Calendrier de l'Avent 2010 : 6.

Publié le par Arnaud Strada

Il y aura des signes dans le soleil, la lune et les étoiles, et sur la terre les nations seront dans l'angoisse, épouvantées par le fracas de la mer et son agitation, tandis que les hommes défailleront de frayeur dans la crainte des malheurs arrivant sur le monde ; car les puissances des cieux seront ébranlées. Alors, ils verront le Fils de l'homme venir entouré d'une nuée dans la plénitude de la puissance et de la gloire. Quand ces événements commenceront à se produire, redressez-vous et relevez la tête, car votre délivrance est proche. (Lc, XXI, 25-28)

 

Ils sont certainement peu nombreux dans notre société, les gens qui croient encore en l'avènement du Fils de l'homme. Nous ne sommes plus aux premières décennies du christianisme, quand les premiers croyants attendaient avec autant de crainte que d'impatience la Fin des Temps. Nous ne vivons plus la peur au ventre depuis longtemps, l'Angoisse chère aux philosophes a laissé la place aux petits tracas du quotidien ; la guerre, qui a balisé le quotidien de nos ancêtres, est pour nous un mythe.

 

Aujourd'hui, il y a le football. Par lui nous souffrons, nous angoissons, nous nous réjouissons. Le texte ci-dessus pourrait mutatis mutandis être signé par un journaliste de L'Equipe, du Parisien, un directeur du marketing d'Adidas ou un représentant des Ultras marseillais. Ces derniers ne rêvent-ils pas que l'Europe parle un jour marseillais ? Les équipementiers ne rivalisent-ils pas d'images violentes, de sueurs, de teintes contrastées rouges à grises, de phrases choc, de concurrences déloyales, de chaussures fatales ?

 

Les supporteurs doivent être fiers et debout et chanter des hymnes martiaux, gorges déployées.
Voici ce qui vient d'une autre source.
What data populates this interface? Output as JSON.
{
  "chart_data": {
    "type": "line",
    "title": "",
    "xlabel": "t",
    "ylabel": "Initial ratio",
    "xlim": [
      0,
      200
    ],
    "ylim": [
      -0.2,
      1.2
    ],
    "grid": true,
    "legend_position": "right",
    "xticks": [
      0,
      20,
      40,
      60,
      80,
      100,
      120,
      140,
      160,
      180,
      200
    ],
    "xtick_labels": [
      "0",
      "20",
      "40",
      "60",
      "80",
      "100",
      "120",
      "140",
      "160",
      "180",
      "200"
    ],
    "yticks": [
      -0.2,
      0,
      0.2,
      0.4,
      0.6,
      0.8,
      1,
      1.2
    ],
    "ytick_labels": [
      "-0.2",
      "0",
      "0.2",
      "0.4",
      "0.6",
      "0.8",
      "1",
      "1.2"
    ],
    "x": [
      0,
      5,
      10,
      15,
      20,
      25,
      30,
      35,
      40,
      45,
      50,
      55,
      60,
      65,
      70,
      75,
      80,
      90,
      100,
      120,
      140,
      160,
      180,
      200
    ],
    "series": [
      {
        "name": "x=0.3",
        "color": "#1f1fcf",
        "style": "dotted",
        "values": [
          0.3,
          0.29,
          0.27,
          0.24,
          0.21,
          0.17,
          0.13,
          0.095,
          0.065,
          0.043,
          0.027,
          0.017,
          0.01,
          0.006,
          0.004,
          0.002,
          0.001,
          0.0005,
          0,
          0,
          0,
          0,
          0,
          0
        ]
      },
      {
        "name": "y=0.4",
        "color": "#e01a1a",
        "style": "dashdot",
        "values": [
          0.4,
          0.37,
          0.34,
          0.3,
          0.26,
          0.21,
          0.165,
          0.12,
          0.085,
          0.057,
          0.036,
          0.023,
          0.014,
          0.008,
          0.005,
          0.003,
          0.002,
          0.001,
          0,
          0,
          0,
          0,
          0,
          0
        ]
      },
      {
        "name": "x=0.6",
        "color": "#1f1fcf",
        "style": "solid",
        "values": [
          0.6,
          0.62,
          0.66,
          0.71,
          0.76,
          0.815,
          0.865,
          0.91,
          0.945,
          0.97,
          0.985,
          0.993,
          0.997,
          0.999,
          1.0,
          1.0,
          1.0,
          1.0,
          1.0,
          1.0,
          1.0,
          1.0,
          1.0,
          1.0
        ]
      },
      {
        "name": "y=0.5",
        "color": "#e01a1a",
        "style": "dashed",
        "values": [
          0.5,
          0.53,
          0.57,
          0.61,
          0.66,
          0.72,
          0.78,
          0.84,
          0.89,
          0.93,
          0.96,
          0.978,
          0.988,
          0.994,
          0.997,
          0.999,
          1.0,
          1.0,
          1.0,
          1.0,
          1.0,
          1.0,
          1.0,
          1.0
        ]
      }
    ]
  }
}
Ils assistent calmement aux cérémonies du fair-play, comme jadis on respectait la Trêve de Dieu : repos du guerrier et des voix avant le grand défoulement.

 

Le football n'est en rien comparable au théâtre pour la simple raison qu'il ne se réduit pas, en ce qui concerne le spectateur, aux représentations. Le metteur en scène ne requiert rien du spectateur entre deux pièces, le déchaînement des passions s'arrête quand les lumières se rallument dans la salle et quand la scène disparaît derrière le rideau. Au contraire, au football, il y a toujours un match retour, une saison prochaine, une prochaine fois : une revanche. Le jugement n'est jamais définitif, on fera toujours mieux la dernière fois. On vise le titre, et le suivant, et tel autre. Plus la délivrance est proche, plus on la repousse.

 

Il n'est pas certain qu'aucune transmutation des valeurs aient jamais eu lieu. Ce sont les métaux qui ont changé, dans lesquels ces valeurs ont été frappées : le sport, c'est-à-dire un euphémisme. Un faux combat pour de véritables haines, et des peurs millénaires à vous déchirer les entrailles. La guerre feinte sur le terrain, maquillée en tribunes, dans la rue, dans les journaux, dans les cafés.

 

Un bistrot sombre, un soir. A la télé, un match de football : l'équipe locale met la pâtée aux visiteurs. A la table d'à côté, un vague supporteur éructe à chaque but. A la nôtre, certains lui font écho. On appelle cela la beauté du sport, la fraternité. Mais qu'ont-ils, après la quatrième embrassade, à dégainer fraternellement les insultes à l'encontre des autres équipes? L'amour de la leur ne suffit-il pas ? Notre voisin est passablement alcoolisé et à peu près aussi fan que salement patriote ; notre camarade, pas tellement, et au fond il n'a pas vraiment d'opinion sur la question. Mais au diable l'avarice, une mitraille d'insultes est si vite passée.

 

Redressez-vous et relevez la tête, car votre délivrance est proche.